Danish visual artist

Mikael Brandrup, also known as Mikael B or "KETS", is a Danish visual artist, graphic designer, and entrepreneur who lives in Los Angeles. Mikael B has exhibited at galleries in Europe and the United States such as Taglialatella Galleries, Gregorio Escalante Gallery, Corey Helford Gallery, CASS Contemporary, WYN317 and Gabba Gallery. He works in both the fine art world and in the urban contemporary genres.

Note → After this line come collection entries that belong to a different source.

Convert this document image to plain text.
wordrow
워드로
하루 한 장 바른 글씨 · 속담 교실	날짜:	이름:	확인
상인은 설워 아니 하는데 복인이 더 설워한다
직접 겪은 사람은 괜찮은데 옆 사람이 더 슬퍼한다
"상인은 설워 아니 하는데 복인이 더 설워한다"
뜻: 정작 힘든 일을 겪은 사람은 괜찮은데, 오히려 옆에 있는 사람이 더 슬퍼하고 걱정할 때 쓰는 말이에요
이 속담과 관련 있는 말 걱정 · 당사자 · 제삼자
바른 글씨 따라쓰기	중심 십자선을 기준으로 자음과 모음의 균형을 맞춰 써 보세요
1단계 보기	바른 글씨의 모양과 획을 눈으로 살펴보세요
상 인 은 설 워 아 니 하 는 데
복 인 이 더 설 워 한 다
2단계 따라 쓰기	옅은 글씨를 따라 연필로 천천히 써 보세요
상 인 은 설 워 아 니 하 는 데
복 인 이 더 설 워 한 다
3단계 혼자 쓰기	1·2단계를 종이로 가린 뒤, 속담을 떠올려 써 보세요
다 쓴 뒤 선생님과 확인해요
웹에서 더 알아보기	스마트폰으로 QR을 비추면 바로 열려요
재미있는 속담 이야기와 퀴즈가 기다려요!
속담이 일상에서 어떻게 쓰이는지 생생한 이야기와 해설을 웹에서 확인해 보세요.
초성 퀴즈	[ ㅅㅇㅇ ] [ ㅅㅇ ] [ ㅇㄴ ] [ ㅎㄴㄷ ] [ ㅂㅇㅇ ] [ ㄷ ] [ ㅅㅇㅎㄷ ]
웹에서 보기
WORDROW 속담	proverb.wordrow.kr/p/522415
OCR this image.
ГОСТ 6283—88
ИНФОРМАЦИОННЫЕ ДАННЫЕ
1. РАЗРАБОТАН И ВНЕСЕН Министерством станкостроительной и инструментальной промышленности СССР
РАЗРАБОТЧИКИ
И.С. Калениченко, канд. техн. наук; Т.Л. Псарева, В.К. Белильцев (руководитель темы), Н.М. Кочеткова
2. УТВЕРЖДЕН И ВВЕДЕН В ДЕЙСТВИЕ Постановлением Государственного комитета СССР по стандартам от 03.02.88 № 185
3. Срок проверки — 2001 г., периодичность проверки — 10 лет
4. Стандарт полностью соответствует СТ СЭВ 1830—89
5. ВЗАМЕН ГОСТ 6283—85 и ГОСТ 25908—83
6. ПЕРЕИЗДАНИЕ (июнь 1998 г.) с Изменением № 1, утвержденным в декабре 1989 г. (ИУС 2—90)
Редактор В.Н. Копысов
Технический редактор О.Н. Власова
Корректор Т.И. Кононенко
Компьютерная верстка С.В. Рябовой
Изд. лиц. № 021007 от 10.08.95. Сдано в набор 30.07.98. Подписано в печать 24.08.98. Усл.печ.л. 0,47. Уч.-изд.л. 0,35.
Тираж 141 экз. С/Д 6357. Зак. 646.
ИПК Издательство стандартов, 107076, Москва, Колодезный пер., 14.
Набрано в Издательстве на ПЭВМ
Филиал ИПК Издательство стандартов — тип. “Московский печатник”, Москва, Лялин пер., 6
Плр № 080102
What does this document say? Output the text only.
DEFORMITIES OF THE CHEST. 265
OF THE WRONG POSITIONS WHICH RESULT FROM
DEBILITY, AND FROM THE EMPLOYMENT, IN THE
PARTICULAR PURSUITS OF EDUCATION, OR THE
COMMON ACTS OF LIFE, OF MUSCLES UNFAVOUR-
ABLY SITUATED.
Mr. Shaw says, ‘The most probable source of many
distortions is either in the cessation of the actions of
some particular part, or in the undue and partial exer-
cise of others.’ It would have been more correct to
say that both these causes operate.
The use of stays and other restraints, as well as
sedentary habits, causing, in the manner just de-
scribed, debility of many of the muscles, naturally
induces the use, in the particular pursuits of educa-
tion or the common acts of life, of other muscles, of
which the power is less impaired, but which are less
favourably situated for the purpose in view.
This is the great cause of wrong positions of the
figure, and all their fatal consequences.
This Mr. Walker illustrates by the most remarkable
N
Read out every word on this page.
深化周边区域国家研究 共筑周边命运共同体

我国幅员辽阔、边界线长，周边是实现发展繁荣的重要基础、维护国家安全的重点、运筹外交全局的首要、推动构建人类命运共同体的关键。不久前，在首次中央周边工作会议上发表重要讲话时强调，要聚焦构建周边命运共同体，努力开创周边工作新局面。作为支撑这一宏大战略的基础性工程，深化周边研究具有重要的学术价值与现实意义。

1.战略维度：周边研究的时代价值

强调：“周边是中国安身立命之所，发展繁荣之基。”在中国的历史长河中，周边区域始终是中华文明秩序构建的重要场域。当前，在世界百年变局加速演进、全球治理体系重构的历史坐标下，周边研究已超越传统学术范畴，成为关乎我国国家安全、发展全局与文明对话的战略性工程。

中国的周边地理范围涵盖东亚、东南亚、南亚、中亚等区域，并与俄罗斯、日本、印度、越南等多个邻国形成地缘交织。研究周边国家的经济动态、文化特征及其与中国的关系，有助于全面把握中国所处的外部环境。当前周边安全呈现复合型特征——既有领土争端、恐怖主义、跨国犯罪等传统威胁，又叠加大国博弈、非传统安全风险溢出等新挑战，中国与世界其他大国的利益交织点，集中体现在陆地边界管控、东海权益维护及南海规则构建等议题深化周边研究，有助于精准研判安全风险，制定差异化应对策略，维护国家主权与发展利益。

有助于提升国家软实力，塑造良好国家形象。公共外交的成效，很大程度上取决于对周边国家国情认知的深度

== Early history and graffiti ==
Brandrup grew up in Holbæk, Denmark and went to Københavns Tekniske Skole to study graphic and web design. Although he was always attracted to traditional painting, Brandrup started to work in graffiti lettering when he was 15 years old, installing wood panels in his parents' backyard and covering them with his graffiti name KETS.

== Design ==
In 2008, Brandrup, his twin brother Morten Brandrup and Mickie Storm founded a design agency called Identity Provided, specializing in visual communication, branding, web design and corporate campaigns. Over the course of six years, they created the visual identity for several major companies, including Steen & Strøm Department Store and Chiquita Brands International. In 2014, Identity Provided merged with a large parent design agency in Copenhagen called MeyerBukdahl so Brandrup could devote more time to his fine art.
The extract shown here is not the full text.